链接已复制
iliyapolak wrote:
Probably while executing case 2 code CPU is able to exploit more efficiently Instruction Level Parallelism (ILP).
Case 2 could yield better ILP overall, but this doesn't explain why it is much faster than case 1 (13.7s vs 24.0s) while there is more work to do.
Patrick, why are there more branches in case 2 than in case 1 while a "je" instruction has been commented out? It seems that the code flow is not exactly the same, and this could have an influence, IMHO.
>>>but this doesn't explain why it is much faster than case 1 (13.7s vs 24.0s) while there is more work to do.>>>
Thanks for correction because I did not pay an attention to those 29 instructions.

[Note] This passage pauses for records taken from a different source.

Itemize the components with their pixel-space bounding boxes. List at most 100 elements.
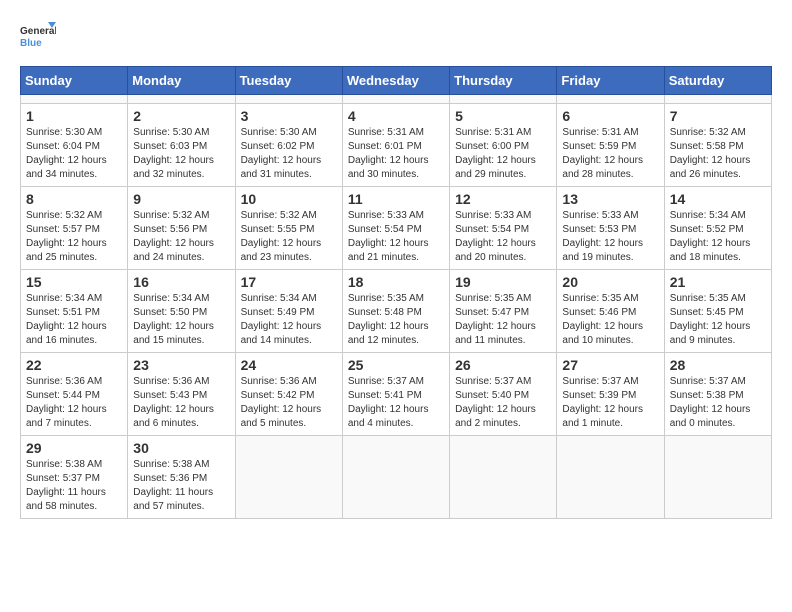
weekday-header: Friday (557, 67, 664, 95)
calendar-cell: 6 Sunrise: 5:31 AMSunset: 5:59 PMDaylight… (557, 104, 664, 187)
calendar-cell (342, 95, 449, 104)
day-number: 8 (26, 191, 122, 207)
day-number: 18 (348, 274, 444, 290)
calendar-cell (128, 95, 235, 104)
day-detail: Sunrise: 5:33 AMSunset: 5:54 PMDaylight:… (348, 209, 444, 265)
calendar-cell: 10Sunrise: 5:32 AMSunset: 5:55 PMDayligh… (235, 187, 342, 270)
day-detail: Sunrise: 5:30 AMSunset: 6:03 PMDaylight:… (133, 126, 229, 182)
calendar-cell: 7 Sunrise: 5:32 AMSunset: 5:58 PMDaylight… (664, 104, 771, 187)
weekday-header: Tuesday (235, 67, 342, 95)
day-detail: Sunrise: 5:32 AMSunset: 5:57 PMDaylight:… (26, 209, 122, 265)
calendar-cell: 12 Sunrise: 5:33 AMSunset: 5:54 PMDayligh… (450, 187, 557, 270)
calendar-cell: 13Sunrise: 5:33 AMSunset: 5:53 PMDayligh… (557, 187, 664, 270)
day-number: 9 (133, 191, 229, 207)
day-detail: Sunrise: 5:30 AMSunset: 6:04 PMDaylight:… (26, 126, 122, 182)
day-detail: Sunrise: 5:38 AMSunset: 5:36 PMDaylight:… (133, 458, 229, 514)
calendar-week-row: 1 Sunrise: 5:30 AMSunset: 6:04 PMDaylight… (21, 104, 772, 187)
weekday-header: Thursday (450, 67, 557, 95)
day-number: 7 (670, 108, 766, 124)
calendar-cell (450, 436, 557, 519)
day-number: 12 (455, 191, 551, 207)
calendar-week-row (21, 95, 772, 104)
weekday-header: Sunday (21, 67, 128, 95)
day-detail: Sunrise: 5:34 AMSunset: 5:49 PMDaylight:… (241, 292, 337, 348)
day-number: 3 (241, 108, 337, 124)
calendar-cell: 21Sunrise: 5:35 AMSunset: 5:45 PMDayligh… (664, 270, 771, 353)
page-header: General Blue (20, 20, 772, 56)
calendar-cell (342, 436, 449, 519)
day-detail: Sunrise: 5:36 AMSunset: 5:44 PMDaylight:… (26, 375, 122, 431)
day-number: 25 (348, 357, 444, 373)
day-number: 20 (562, 274, 658, 290)
svg-text:General: General (20, 26, 56, 37)
day-number: 29 (26, 440, 122, 456)
calendar-cell: 19Sunrise: 5:35 AMSunset: 5:47 PMDayligh… (450, 270, 557, 353)
day-number: 16 (133, 274, 229, 290)
calendar-cell (21, 95, 128, 104)
day-detail: Sunrise: 5:37 AMSunset: 5:40 PMDaylight:… (455, 375, 551, 431)
calendar-cell: 2Sunrise: 5:30 AMSunset: 6:03 PMDaylight… (128, 104, 235, 187)
day-detail: Sunrise: 5:34 AMSunset: 5:52 PMDaylight:… (670, 209, 766, 265)
day-detail: Sunrise: 5:33 AMSunset: 5:53 PMDaylight:… (562, 209, 658, 265)
calendar-cell: 24Sunrise: 5:36 AMSunset: 5:42 PMDayligh… (235, 353, 342, 436)
weekday-header: Saturday (664, 67, 771, 95)
calendar-cell: 8 Sunrise: 5:32 AMSunset: 5:57 PMDaylight… (21, 187, 128, 270)
day-detail: Sunrise: 5:34 AMSunset: 5:51 PMDaylight:… (26, 292, 122, 348)
day-number: 22 (26, 357, 122, 373)
svg-text:Blue: Blue (20, 38, 42, 49)
day-detail: Sunrise: 5:37 AMSunset: 5:38 PMDaylight:… (670, 375, 766, 431)
day-detail: Sunrise: 5:36 AMSunset: 5:42 PMDaylight:… (241, 375, 337, 431)
day-detail: Sunrise: 5:38 AMSunset: 5:37 PMDaylight:… (26, 458, 122, 514)
calendar-cell: 9 Sunrise: 5:32 AMSunset: 5:56 PMDaylight… (128, 187, 235, 270)
calendar-cell: 23Sunrise: 5:36 AMSunset: 5:43 PMDayligh… (128, 353, 235, 436)
weekday-header: Monday (128, 67, 235, 95)
calendar-cell: 28Sunrise: 5:37 AMSunset: 5:38 PMDayligh… (664, 353, 771, 436)
day-number: 27 (562, 357, 658, 373)
calendar-cell: 16 Sunrise: 5:34 AMSunset: 5:50 PMDayligh… (128, 270, 235, 353)
calendar-week-row: 29 Sunrise: 5:38 AMSunset: 5:37 PMDayligh… (21, 436, 772, 519)
calendar-cell (557, 436, 664, 519)
calendar-week-row: 22 Sunrise: 5:36 AMSunset: 5:44 PMDayligh… (21, 353, 772, 436)
day-detail: Sunrise: 5:30 AMSunset: 6:02 PMDaylight:… (241, 126, 337, 182)
calendar-week-row: 15 Sunrise: 5:34 AMSunset: 5:51 PMDayligh… (21, 270, 772, 353)
logo: General Blue (20, 20, 56, 56)
calendar-cell: 25Sunrise: 5:37 AMSunset: 5:41 PMDayligh… (342, 353, 449, 436)
day-detail: Sunrise: 5:32 AMSunset: 5:56 PMDaylight:… (133, 209, 229, 265)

I would try to run VTune on those two versions of the code in order get more comprehensive CPU metrics. Running aferomentioned code under debugger should be also done in order to see which code path is executed where code is compiled (case 2).
Vincent Lefevre wrote:
Patrick, why are there more branches in case 2 than in case 1 while a "je" instruction has been commented out? It seems that the code flow is not exactly the same, and this could have an influence, IMHO.
From a private reply by Patrick, his asm excerpt was incorrect, indeed yielding different code flow in case 1 and case 2, explaining the obtained timings.